Certains détails ressemblent encore à de la science-fiction : Titus se rend sur la lune pour une petite escapade le temps d’un week-end, et de retour à la maison, il parcourt ses banlieues verticalement empilée dans une « upcar » volante. Et même si les implants cérébraux commerciaux arrivent bientôt pour nous, ils ne sont pas encore tout à fait là – nous sommes coincés avec des écrans pour l’instant. Mais le flux lui-même est immédiatement reconnaissable comme une version d’Internet avec laquelle nous vivons aujourd’hui, avec des publicités pop-up constantes et des opportunités de dépenser de l’argent. Anderson colle des extraits des publicités tout au long du livre. « Nature….vs. nourrir. Un événement de diffusion d’informations aux heures de grande écoute de Primus», dit une de ces publicités. (Oui, trois ans avant la création de YouTube et cinq ans avant que Netflix ne lance une option de streaming, Anderson a également prédit l’essor de la vidéo en streaming. Le flux préféré des amis de Titus s’appelle Oh? Ouah! Chose!)
Comme certains autres succès de YA, l’intrigue est une romance vouée à l’échec. Titus tombe amoureux de Violet, une fille inhabituellement verbeuse du mauvais côté de la banlieue qui vit avec son père célibataire épris de livres et à court d’argent. Elle est différente de la meute insipide de copains bratty de Titus, y compris Link, grand et richement riche (dont Titus mentionne avec désinvolture qu’il est un clone génétique d’Abraham Lincoln). En convalescence à l’hôpital après la déconnexion de leurs alimentations, Violet et Titus tombent dans un engouement rapide et vertigineux, chacun reconnaissant l’autre comme une âme sensible dans un monde corrompu. Mais Titus s’inquiète de ne pas être assez intelligent pour Violet – et Violet s’inquiète parce que le dysfonctionnement de son flux la tue littéralement et qu’elle ne peut pas se permettre de le faire réparer.

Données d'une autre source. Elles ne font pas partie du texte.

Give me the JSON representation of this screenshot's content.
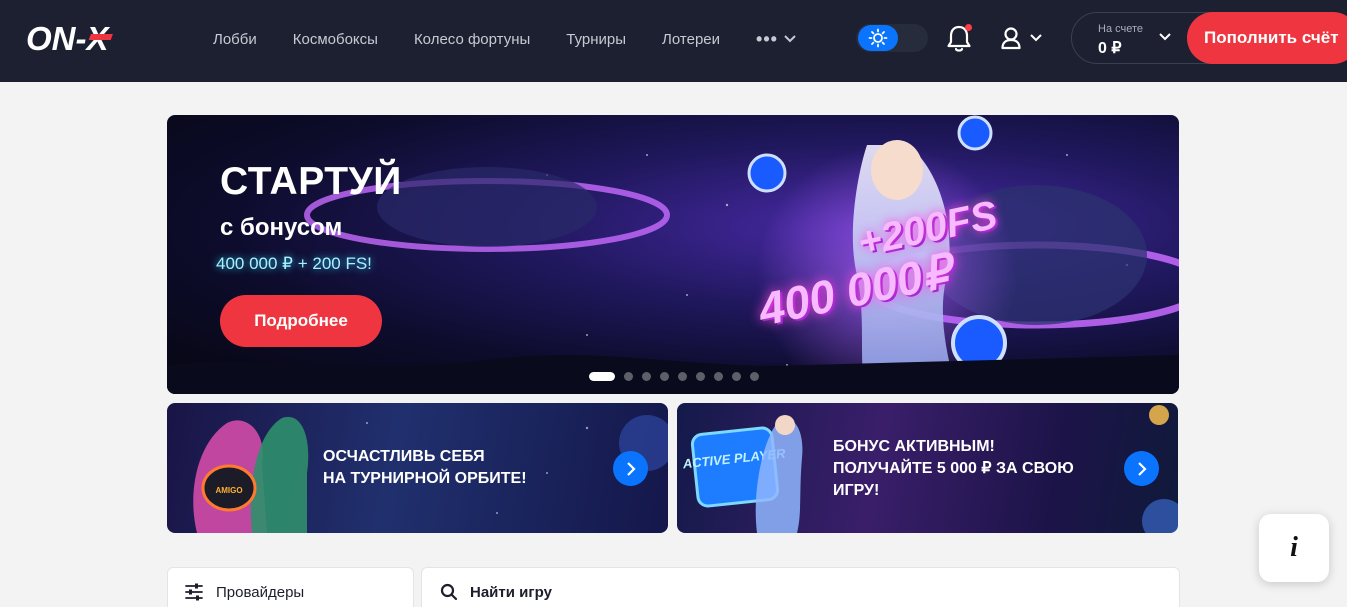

Violet a un esprit punk ; avant que son corps ne commence à dépérir, elle encourage Titus à résister aux publicités ciblées en faisant semblant d’être intéressée par l’achat d’un assortiment aléatoire d’objets. « Je ne vais pas les laisser me cataloguer », dit-elle à Titus, après l’avoir averti que le flux est conçu pour aplatir l’humanité en un seul profil de consommateur. Contrairement aux amis de Titus, qui peuvent à peine enchaîner une phrase, Violet savoure la langue. Elle admire Titus, en partie, à cause de sa capacité à utiliser la métaphore. Cela la distingue de presque tout le monde; dans le monde de Alimentation, la langue s’est tellement dégradée que même le président parle dans un fouillis de jurons et d’argot. En lisant les nouvelles et les extraits de discours disséminés tout au long du roman de nos jours, cette invention particulière d’Anderson se sent particulièrement prophétique. À un moment donné, le président s’excuse à contrecœur d’avoir traité un allié politique de « gros connard ». Et inclus dans le jargon des adolescents ? « Discret. » Dans l’ensemble, revoir Alimentation maintenant, 20 ans après sa publication, sa satire reste remarquablement prémonitoire.